Comparative Analysis of Similarity Metrics for User and Item-Based Food Recommender Systems
摘要
A recommender systems (RSs) is a software application designed to suggest items of interest to users by analyzing their preferences, behaviors, or past interactions. One of the most important and popular methods in recommender systems (RSs) is collaborative filtering (CF), which makes suggestions for items on the basis of user preferences and similarity with other users or products. The similarity metrics used to find these associations have a significant impact on how well CF performs. In this paper a systematic comparative evaluation of six widely used similarity measures (Cosine, Adjusted Cosine, Pearson Correlation, Jaccard, Euclidean, Manhattan) and experimental analysis of several similarity metrics in both user-based and item-based CF are mentioned. We evaluated performance across multiple metrics (MAE, RMSE, Precision, Recall, and F1-score) to provide concrete, data-driven guidance. We explain the theoretical background of each measure and discuss how dataset sparsity and rating distributions influence metric suitability, and assess their effectiveness using two datasets: Food.com and Allrecipes.com.
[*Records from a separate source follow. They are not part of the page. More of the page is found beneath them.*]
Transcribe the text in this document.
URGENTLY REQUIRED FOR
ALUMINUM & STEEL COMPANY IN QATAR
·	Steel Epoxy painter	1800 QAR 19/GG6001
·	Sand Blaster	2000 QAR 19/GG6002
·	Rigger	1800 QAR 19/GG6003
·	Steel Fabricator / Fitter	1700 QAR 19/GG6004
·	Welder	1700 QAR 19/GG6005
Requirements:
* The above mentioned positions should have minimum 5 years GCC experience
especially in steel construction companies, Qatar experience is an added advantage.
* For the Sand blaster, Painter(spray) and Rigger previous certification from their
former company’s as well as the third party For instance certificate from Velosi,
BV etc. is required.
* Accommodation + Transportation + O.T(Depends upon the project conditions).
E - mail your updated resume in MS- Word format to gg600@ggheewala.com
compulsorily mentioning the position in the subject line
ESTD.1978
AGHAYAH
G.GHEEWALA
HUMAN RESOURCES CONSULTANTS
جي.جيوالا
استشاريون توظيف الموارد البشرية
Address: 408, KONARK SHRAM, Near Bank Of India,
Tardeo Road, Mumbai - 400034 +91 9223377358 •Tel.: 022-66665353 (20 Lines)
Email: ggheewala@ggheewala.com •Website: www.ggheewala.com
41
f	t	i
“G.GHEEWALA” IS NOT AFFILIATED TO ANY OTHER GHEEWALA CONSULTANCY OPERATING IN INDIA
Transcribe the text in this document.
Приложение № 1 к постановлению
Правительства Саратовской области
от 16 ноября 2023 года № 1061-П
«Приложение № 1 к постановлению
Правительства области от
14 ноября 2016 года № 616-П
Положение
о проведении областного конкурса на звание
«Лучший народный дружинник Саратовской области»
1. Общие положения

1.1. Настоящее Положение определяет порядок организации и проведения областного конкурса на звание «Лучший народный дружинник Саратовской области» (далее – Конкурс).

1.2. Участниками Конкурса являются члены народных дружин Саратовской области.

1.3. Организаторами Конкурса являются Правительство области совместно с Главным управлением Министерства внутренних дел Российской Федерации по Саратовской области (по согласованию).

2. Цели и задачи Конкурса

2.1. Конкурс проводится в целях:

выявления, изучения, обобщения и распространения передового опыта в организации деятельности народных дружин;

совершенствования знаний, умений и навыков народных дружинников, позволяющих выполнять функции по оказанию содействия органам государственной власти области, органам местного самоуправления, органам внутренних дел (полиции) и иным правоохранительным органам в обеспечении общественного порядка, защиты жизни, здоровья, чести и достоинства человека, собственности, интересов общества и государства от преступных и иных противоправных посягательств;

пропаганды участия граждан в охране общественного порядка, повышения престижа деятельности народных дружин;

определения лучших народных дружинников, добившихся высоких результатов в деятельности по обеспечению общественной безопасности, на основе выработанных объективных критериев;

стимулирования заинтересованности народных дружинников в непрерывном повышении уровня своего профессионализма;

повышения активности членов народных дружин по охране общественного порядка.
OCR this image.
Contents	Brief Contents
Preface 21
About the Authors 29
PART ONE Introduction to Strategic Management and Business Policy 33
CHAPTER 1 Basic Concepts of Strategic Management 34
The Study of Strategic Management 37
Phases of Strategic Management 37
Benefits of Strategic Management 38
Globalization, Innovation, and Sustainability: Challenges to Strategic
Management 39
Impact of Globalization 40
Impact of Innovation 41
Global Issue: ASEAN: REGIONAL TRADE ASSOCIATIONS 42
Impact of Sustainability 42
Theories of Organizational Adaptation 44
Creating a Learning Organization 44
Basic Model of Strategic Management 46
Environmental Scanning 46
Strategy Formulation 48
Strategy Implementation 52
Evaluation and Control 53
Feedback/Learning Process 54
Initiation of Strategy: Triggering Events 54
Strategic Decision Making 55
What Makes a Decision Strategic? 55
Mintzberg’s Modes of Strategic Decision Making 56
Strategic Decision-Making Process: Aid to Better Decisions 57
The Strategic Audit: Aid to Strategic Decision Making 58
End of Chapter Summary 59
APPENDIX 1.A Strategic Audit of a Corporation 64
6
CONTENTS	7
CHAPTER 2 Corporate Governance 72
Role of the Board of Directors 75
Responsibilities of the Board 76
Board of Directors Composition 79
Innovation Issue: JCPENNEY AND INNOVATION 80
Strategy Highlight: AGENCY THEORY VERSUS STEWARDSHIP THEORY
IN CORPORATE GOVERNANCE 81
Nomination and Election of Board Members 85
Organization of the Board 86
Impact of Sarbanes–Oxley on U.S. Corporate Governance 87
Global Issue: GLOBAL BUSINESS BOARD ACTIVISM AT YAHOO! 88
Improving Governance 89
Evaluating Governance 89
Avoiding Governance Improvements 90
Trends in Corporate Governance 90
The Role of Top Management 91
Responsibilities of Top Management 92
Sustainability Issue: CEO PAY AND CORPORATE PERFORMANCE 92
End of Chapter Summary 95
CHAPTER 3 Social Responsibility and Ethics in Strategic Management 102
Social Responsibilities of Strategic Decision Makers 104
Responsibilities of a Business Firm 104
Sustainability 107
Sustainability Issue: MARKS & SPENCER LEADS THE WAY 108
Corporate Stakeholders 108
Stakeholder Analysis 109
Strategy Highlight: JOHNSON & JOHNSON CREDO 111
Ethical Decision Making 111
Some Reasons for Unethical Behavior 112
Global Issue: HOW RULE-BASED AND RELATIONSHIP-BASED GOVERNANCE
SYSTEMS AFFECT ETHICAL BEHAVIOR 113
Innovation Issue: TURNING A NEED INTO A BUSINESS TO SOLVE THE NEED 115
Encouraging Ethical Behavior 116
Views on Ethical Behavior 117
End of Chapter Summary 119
Our experiments show that cosine and Jaccard similarity work best for user-based CF. Cosine similarity demonstrates strong performance on both Allrecipes.com and Food.com datasets for user-based CF, while Jaccard also shows competitive results on Allrecipes.com. For item-based CF, cosine similarity consistently outperforms other metrics. These observations highlight the effectiveness of specific similarity measures in enhancing the precision of Collaborative Filtering-based recommendation systems.